2. ACCESS AND SIMILARITY
Second, Activision argued that the magistrate judge erred in finding a genuine dispute of fact as to access. Here, the district court simply affirmed the magistrate’s finding that there was a dispute of fact as to whether the poster was copied and a fact dispute as to “access to the [poster] and, in the alternative, a fact dispute as to whether the two posters were strikingly similar.”

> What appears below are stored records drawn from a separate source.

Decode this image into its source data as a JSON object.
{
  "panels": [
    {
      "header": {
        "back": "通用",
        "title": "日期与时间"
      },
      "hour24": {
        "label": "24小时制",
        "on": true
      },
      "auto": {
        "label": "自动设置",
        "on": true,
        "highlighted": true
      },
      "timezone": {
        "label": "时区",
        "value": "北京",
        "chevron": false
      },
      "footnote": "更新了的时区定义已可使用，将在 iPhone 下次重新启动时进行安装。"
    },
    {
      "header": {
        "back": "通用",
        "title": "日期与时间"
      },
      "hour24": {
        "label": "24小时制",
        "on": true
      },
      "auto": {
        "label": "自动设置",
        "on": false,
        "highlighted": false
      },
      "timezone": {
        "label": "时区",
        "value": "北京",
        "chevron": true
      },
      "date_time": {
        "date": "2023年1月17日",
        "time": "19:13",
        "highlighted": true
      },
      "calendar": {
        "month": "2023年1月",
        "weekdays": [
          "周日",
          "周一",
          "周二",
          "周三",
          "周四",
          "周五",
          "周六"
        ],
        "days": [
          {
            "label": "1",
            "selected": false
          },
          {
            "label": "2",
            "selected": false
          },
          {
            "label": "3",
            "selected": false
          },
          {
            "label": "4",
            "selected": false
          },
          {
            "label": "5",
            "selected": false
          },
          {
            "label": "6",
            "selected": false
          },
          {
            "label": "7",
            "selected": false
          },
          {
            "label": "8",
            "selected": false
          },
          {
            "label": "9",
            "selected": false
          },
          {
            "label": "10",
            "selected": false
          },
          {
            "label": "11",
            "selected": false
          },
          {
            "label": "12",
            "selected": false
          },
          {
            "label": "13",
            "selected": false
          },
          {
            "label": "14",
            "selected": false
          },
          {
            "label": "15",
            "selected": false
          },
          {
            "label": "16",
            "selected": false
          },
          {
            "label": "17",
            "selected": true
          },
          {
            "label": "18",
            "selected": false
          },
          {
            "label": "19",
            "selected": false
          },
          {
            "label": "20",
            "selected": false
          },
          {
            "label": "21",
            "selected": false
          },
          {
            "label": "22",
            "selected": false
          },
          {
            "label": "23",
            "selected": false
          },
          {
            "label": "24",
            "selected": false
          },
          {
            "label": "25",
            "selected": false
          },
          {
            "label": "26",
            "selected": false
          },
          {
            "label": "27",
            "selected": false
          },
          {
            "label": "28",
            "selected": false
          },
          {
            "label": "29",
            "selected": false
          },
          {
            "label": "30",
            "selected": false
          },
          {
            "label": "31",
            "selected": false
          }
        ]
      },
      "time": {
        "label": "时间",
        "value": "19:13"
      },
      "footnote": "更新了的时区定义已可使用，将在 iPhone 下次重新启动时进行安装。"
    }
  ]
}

Here, I can actually understand the court’s stated view on the first point that access was disputed and that the plaintiff’s claim that the poster was displayed at Comic Con could have been a basis for it being seen by employees of Activision. However, on the issue of similarity, the district court then egregiously redoubles the magistrate’s error of misunderstanding a fundamental precept of copyright law, by simply saying that the posters might be similar without addressing originality; i.e., that copying is only legally actionable if the defendant took original constituent elements from the plaintiff’s work. This is clear error.
3. 17 U.S.C. § 1202
Third, on the claim that Activision improperly removed copyright management information (CMI) from Huffman’s G.I. Bro image, the magistrate had held that “liability for section 1202(a) could exist merely by affixing CMI to a defendants’ own work.” It acknowledged that while Huffman hadn’t “provided enough evidence to support his section 1202(b) claim,” i.e., that Activision had removed CMI from plaintiff’s work, it found that Activision’s distribution of the look-a-like image with Activision’s CMI in or around the image could be viewed by a jury as the act of Activision adding CMI to an image owned by the plaintiff. Activision made some good arguments about the statutory language, but the court dismissed them.
4. LACK OF NEXUS
Fourth, Activision argued that the magistrate judge erred in finding a nexus between all sales of Black Ops 4 and the single, little used marketing image alleged to be infringing. The district court rejected this argument also, noting that despite Activision’s claim that the magistrate ignored the cases Activision cited in its brief about the “nexus” requirement, Activision did acknowledge in a footnote that the magistrate at least addressed the cases despite not engaging with the “substance of the cases.” The court disagreed and found that the magistrate judge “addressed and correctly distinguished Defendants’ cited caselaw.” Of course, the court engaged in no analysis of its own and again provided only this perfunctory rubber stamp.
This ruling affirming the magistrate’s report doesn’t come as a surprise and means that the trial must go on as scheduled. A ridiculous waste of time and resources for what’s clearly an erroneous decision.